The first iteration of the modern two-handed alphabet was documented in the Digiti Lingua pamphlet, published in 1698 by an anonymous author who himself was unable to speak. After this, evidence of the development of comprehensive sign languages emerged from France in the 18th century and the American colonies (later the United States) in the 19th century.
Today, there are over 300 sign languages used throughout the world, with American Sign Language (ASL) being one of the most well-known, particularly throughout the United States and most of Anglophone Canada. There is also French Sign Language, called LSF (langue des signes franaise) and British Sign Language (BSL). As well, sign language is one of the most popular second (or third) languages that people choose to learn.
However, each type of sign language can also contain regional slang or dialects, similar to spoken languages. Given that, being fluent in one type of sign language does not necessarily mean fluency in all dialects of that sign language.

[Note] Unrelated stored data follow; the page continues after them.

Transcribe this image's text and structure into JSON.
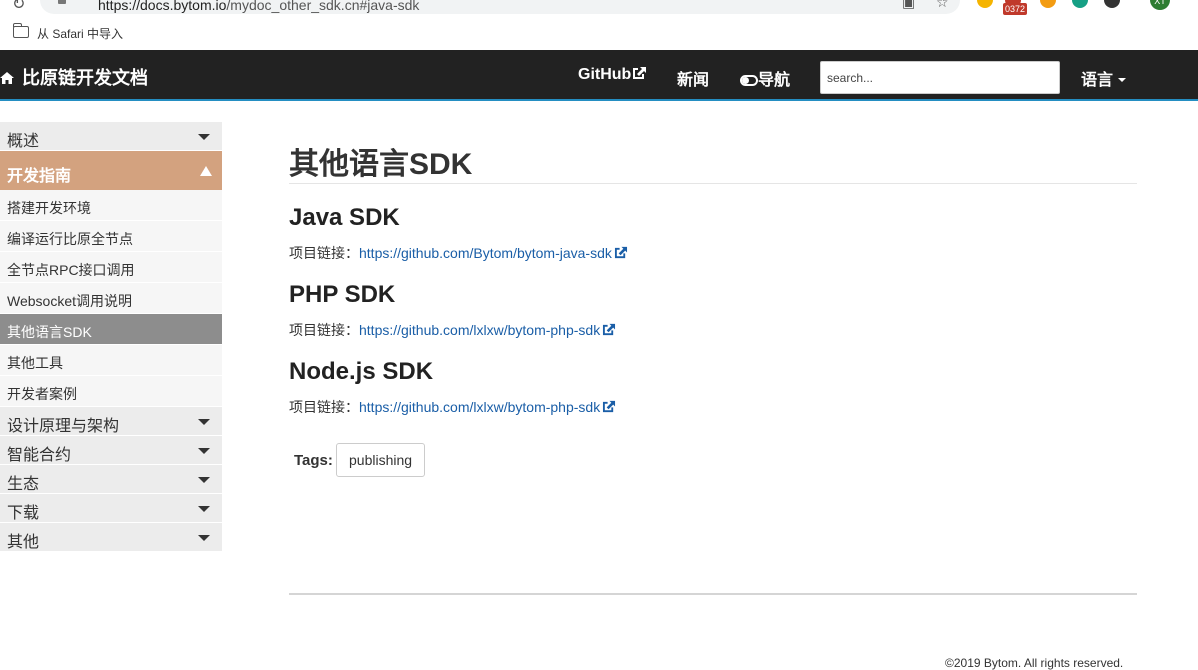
{
  "browser": {
    "url_host": "https://docs.bytom.io",
    "url_path": "/mydoc_other_sdk.cn#java-sdk",
    "badge_count": "0372",
    "avatar_initials": "XT"
  },
  "bookmarks": {
    "import_label": "从 Safari 中导入"
  },
  "navbar": {
    "brand": "比原链开发文档",
    "github": "GitHub",
    "news": "新闻",
    "nav_toggle": "导航",
    "search_placeholder": "search...",
    "language": "语言"
  },
  "sidebar": {
    "items": [
      {
        "label": "概述"
      },
      {
        "label": "开发指南"
      },
      {
        "label": "搭建开发环境"
      },
      {
        "label": "编译运行比原全节点"
      },
      {
        "label": "全节点RPC接口调用"
      },
      {
        "label": "Websocket调用说明"
      },
      {
        "label": "其他语言SDK"
      },
      {
        "label": "其他工具"
      },
      {
        "label": "开发者案例"
      },
      {
        "label": "设计原理与架构"
      },
      {
        "label": "智能合约"
      },
      {
        "label": "生态"
      },
      {
        "label": "下载"
      },
      {
        "label": "其他"
      }
    ]
  },
  "main": {
    "title": "其他语言SDK",
    "sections": [
      {
        "heading": "Java SDK",
        "link_prefix": "项目链接：",
        "link": "https://github.com/Bytom/bytom-java-sdk"
      },
      {
        "heading": "PHP SDK",
        "link_prefix": "项目链接：",
        "link": "https://github.com/lxlxw/bytom-php-sdk"
      },
      {
        "heading": "Node.js SDK",
        "link_prefix": "项目链接：",
        "link": "https://github.com/lxlxw/bytom-php-sdk"
      }
    ],
    "tags_label": "Tags:",
    "tag": "publishing"
  },
  "footer": {
    "copyright": "©2019 Bytom. All rights reserved."
  },
  "colors": {
    "navbar_bg": "#222222",
    "nav_accent": "#248ec2",
    "sidebar_active": "#d3a27f",
    "sidebar_current": "#8d8d8d",
    "link": "#1a5ea7"
  }
}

Despite its popularity in popular culture, sign language is not necessarily the dominant form of communication in the deaf community. This is for a couple of different reasons: to start, hearing loss is a spectrum, and some people can verbally communicate with an assistive hearing device (like a hearing aid). Further, many deaf people feel they can communicate effectively with a mix of written communication, some verbal speech, and other non-sign language gestures. Further, many deaf people don’t have the opportunity to learn sign language, resulting in lower overall usage in the deaf community.